Il Governo Rama 4 ha ufficializzato il programma di sostegno ai nuclei familiari impossibilitati ad accedere al libero mercato degli affitti, dei mutui e delle locazioni
(Fonte: agenzia Ata) È stato ufficializzato, più di recente, il programma nazionale di edilizia sociale della Repubblica d’Albania, che entra così a pieno titolo a fare parte delle più generali strategie di welfare, inclusione e sostenibilità nella prospettiva del traguardo di integrazione e adesione comunitaria entro il 2030. “Il diritto alla casa – spiega una nota del Governo – continua a essere uno dei pilastri principali delle politiche pubbliche di sostegno alle famiglie e agli individui in difficoltà, con l’obiettivo di garantire la possibilità di vivere in un alloggio adeguato e a prezzi accessibili per coloro che non possono permettersi i costi del libero mercato immobiliare dei mutui, dei canoni, degli affitti”.

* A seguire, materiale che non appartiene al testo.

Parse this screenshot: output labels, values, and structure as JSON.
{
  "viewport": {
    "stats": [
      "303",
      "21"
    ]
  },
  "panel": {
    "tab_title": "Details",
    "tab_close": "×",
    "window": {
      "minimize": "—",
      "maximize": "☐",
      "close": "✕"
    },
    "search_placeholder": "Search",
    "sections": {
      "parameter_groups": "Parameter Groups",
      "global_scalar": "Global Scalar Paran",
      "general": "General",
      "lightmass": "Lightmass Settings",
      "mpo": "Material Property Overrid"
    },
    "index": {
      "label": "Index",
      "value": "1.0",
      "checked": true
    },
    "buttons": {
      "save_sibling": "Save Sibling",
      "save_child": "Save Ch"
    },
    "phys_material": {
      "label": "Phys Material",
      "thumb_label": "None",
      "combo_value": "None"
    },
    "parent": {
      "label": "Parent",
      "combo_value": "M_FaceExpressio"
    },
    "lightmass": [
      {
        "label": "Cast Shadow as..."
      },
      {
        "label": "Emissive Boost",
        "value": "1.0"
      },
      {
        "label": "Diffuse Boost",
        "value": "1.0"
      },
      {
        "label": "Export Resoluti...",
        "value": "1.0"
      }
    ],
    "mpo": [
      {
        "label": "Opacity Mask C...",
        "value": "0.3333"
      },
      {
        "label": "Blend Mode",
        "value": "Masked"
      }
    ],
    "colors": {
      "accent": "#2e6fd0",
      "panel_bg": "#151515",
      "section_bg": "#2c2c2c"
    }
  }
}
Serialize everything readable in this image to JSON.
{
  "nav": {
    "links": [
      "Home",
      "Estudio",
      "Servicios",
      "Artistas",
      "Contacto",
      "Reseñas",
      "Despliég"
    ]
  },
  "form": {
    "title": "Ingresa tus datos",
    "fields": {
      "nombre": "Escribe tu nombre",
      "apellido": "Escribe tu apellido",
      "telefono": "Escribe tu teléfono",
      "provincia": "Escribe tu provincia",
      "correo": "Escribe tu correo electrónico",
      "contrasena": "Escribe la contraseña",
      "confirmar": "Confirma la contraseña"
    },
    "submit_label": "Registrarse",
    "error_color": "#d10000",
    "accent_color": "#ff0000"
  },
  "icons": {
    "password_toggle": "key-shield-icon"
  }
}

Sulla scorta dei dati messi a disposizione dal Ministero delle Finanze, diretto dall’onorevole Petrit Malaj, l’obiettivo a medio termine è quello di “fornire alloggi a circa 35.000 famiglie autorizzate a presentare domanda di sussidio e caratterizzate da una condizione di difficoltà economiche da qui al 2030. Ciò avverrà attraverso una combinazione di strumenti finanziari e sociali, volti sia a fornire alloggi, sia a migliorare le condizioni di vita e l’integrazione sociale dei beneficiari nei confronti della capacità interattiva con il resto della comunità locale”.

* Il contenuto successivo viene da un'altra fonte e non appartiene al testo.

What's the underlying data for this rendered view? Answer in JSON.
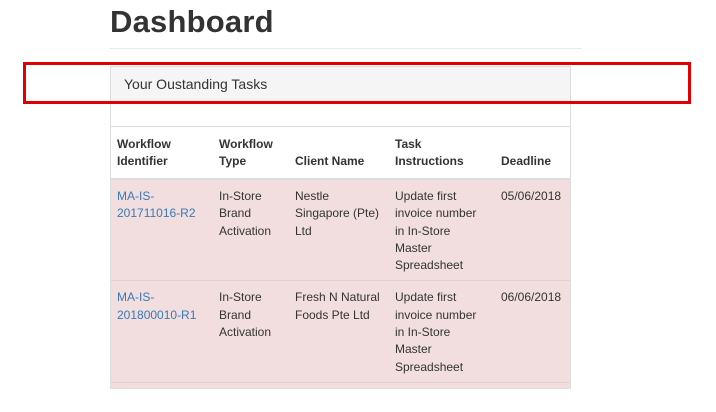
{
  "page": {
    "title": "Dashboard"
  },
  "panel": {
    "heading": "Your Oustanding Tasks"
  },
  "table": {
    "columns": [
      {
        "l1": "Workflow",
        "l2": "Identifier"
      },
      {
        "l1": "Workflow",
        "l2": "Type"
      },
      {
        "l1": "",
        "l2": "Client Name"
      },
      {
        "l1": "Task",
        "l2": "Instructions"
      },
      {
        "l1": "",
        "l2": "Deadline"
      }
    ],
    "rows": [
      {
        "id_l1": "MA-IS-",
        "id_l2": "201711016-R2",
        "type_l1": "In-Store",
        "type_l2": "Brand",
        "type_l3": "Activation",
        "client_l1": "Nestle",
        "client_l2": "Singapore (Pte)",
        "client_l3": "Ltd",
        "task_l1": "Update first",
        "task_l2": "invoice number",
        "task_l3": "in In-Store",
        "task_l4": "Master",
        "task_l5": "Spreadsheet",
        "deadline": "05/06/2018"
      },
      {
        "id_l1": "MA-IS-",
        "id_l2": "201800010-R1",
        "type_l1": "In-Store",
        "type_l2": "Brand",
        "type_l3": "Activation",
        "client_l1": "Fresh N Natural",
        "client_l2": "Foods Pte Ltd",
        "client_l3": "",
        "task_l1": "Update first",
        "task_l2": "invoice number",
        "task_l3": "in In-Store",
        "task_l4": "Master",
        "task_l5": "Spreadsheet",
        "deadline": "06/06/2018"
      }
    ]
  },
  "colors": {
    "highlight": "#e00000",
    "row_danger": "#f2dede",
    "link": "#3879b6"
  }
}
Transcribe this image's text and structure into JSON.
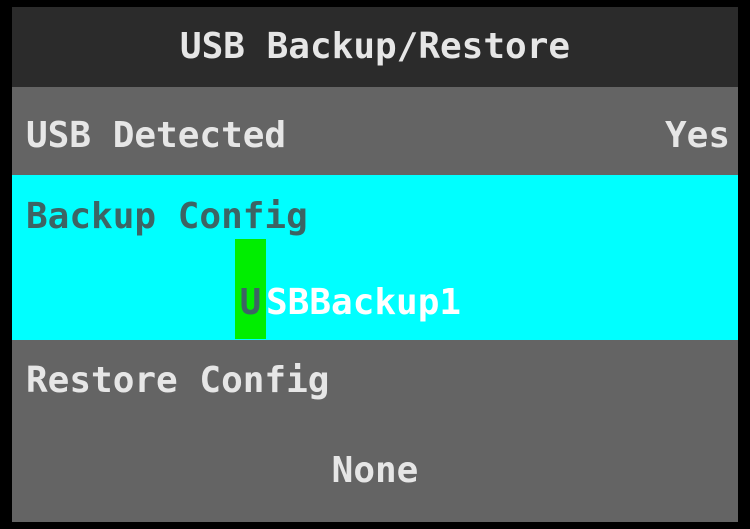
{
  "screen": {
    "title": "USB Backup/Restore"
  },
  "usb_detected": {
    "label": "USB Detected",
    "value": "Yes"
  },
  "backup_config": {
    "label": "Backup Config",
    "filename_cursor_char": "U",
    "filename_rest": "SBBackup1"
  },
  "restore_config": {
    "label": "Restore Config",
    "value": "None"
  },
  "colors": {
    "title_background": "#2b2b2b",
    "screen_background": "#646464",
    "selected_background": "#00ffff",
    "cursor_highlight": "#00ee00",
    "text_light": "#e6e6e6",
    "text_selected": "#3d6464"
  }
}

Nello specifico del 2026, lo stanziamento previsto per il finanziamento delle misure di edilizia sociale ammonta a circa 12,5 milioni di euro equiva, che saranno utilizzati per fare fronte a una pluralità di programmi di sostegno, diversificati in funzione delle categorie di beneficiari. Per esempio, del bonus affitto fruiranno circa 1900 famiglie, per un ammontare finale di due milioni di euro. Altri 3,5 milioni di euro saranno assegnati a “donne e uomini appartenenti a gruppi sociali vulnerabili, per un totale stimato in 350 gruppi familiari che avranno così accesso alla residenzialità protetta”.

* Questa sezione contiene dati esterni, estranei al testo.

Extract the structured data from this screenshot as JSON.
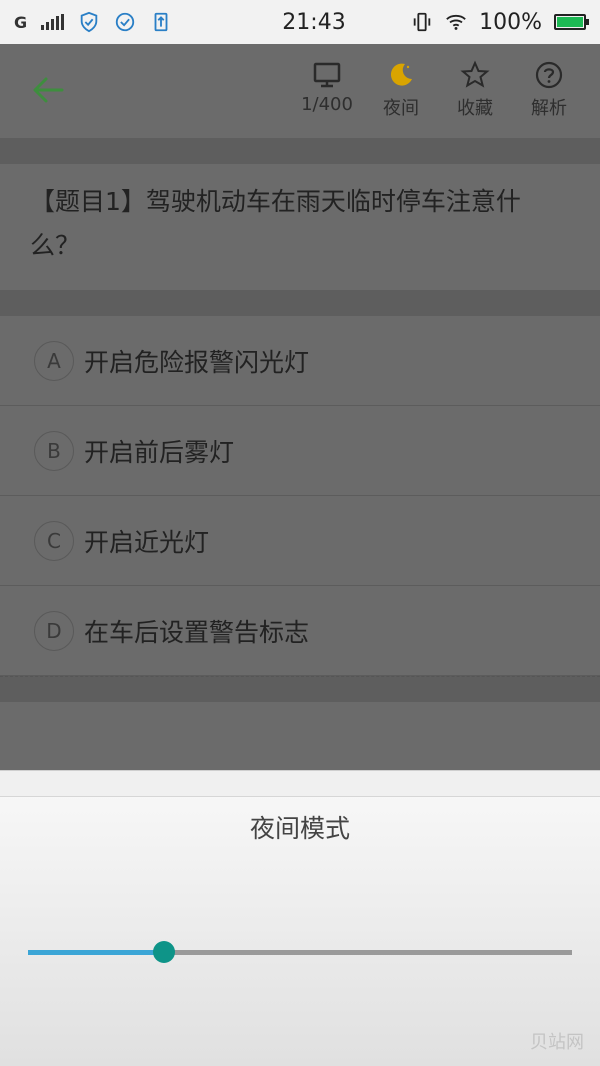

Una terza voce, non trascurabile, è quella “legata al sussidio per l’affitto delle famiglie espropriate in conseguenza del cantiere del progetto della Grande Circonvallazione di Tirana. Per il 2026, è previsto un sostegno per 92 soggetti beneficiari”. Una specifica attenzione viene infine dedicata ai gruppi più vulnerabili, dalle donne e ragazze vittime di abusi, fino alle famiglie monoparentali e mono/personali: viene stimato un numero di oltre 2000 beneficiari.